A divorced man (played by Joaquin Phoenix) bought a computer operating system (voiced by Scarlett Johanson) in the hope of battling his lonely life. As he and the machine fall for each other, he is perplexed on whether what they feel is as valid as love between humans. Their struggle resembles the familiar concept of forbidden love.
This critically-acclaimed movie brought forbidden love, a familiar conflict among romance films, and presented it using a different narrative. Instead of issues on social class or of filial disputes, Her portrayed forbidden love between a man and a machine. This accompanied by the debate whether artificial intelligence can love makes this movie apt for cry baby viewers. And while this movie speaks from a different world than ours, its lessons are still relevant.
Brokeback Mountain (2005)
Gay relationships in films almost always end up breaking. Yet, this Ang Lee’s masterpiece is one that does not only represent the painful reality between LGBT couples but also other forbidden relationships. Set in laidback America, Heath Ledger and Jake Gyllenhaal portrayed two closeted gays who found love in a herding escapade. Due to social judgments, the two ended up taking separate ways and living separate lives. They have waited for a long time to be together but at the end, fate still disagreed.
Nothing could be more hurtful than finding your life partner and being forbidden to stay with him because of norms. With the simple reason of gender orientation, the characters in the story are denied of a basic right – to love and live. Brokeback Mountain is a timeless movie that can stir emotions of moviegoers of all gender. It is a sad reminder that the world does not play fair all the time.
Eternal Sunshine of the Spotless Mind (2004)
Eternal Sunshine of the Spotless Mind is about two lovers who both decided to erase each other from their memories and eventually crossed paths, fell in love, and hurt each other over again. Clementine (played by Kate Winslet) and her partner Joel (Jim Carrey) resemble couples who have inflicted so much pain to each other that they need forgetting. Their story reminds us that those who we love most are actually the ones who can disappoint us the gravest.
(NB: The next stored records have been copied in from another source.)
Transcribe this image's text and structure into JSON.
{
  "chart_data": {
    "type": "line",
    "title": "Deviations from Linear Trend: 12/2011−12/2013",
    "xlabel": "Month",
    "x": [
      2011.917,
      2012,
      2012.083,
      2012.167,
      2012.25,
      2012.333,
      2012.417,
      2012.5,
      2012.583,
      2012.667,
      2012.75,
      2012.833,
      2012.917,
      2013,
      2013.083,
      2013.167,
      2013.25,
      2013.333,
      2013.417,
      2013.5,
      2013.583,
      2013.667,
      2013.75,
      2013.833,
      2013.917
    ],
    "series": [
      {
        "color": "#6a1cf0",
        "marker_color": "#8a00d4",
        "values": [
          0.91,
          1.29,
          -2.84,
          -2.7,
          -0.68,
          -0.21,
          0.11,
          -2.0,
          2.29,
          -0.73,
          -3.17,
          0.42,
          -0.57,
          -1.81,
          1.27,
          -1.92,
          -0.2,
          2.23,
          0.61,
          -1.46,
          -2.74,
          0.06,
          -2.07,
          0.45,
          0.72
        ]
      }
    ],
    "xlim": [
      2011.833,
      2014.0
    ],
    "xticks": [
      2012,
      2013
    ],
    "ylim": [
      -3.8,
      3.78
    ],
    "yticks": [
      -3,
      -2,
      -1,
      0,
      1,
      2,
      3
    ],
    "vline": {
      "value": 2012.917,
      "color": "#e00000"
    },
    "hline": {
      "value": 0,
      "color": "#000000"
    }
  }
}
This film introduces the viewers to several realizations on the difficulty of maintaining relationships. Romance does not only entail happy dates and cheesy cuddling. It also includes exhausting fighting, continuous disagreements, and momentary disappointments. And sometimes the good part of loving is not enough to compensate the pain we have to endure.
500 Days of Summer (2009)
500 Days of Summer records the journey of a greeting-card writer (played by Joseph Gordon-Levitt) and his 500 days with a special friend (played by Zooey Deschanel). It was a she says–he says tale narrating how labels of relationship varies depending on the perspective of the person. What one person gives for love is not necessarily what he receives. Sometimes, no pain in the world could equal to unrequited love.
Choosing to be with someone is a gamble and if you lose, the wager is costly. In exchange of a short time satisfaction is the loss of your emotional stability, pride, and self-preservation. Like in any competition, love is a game for those courageous enough to lose everything.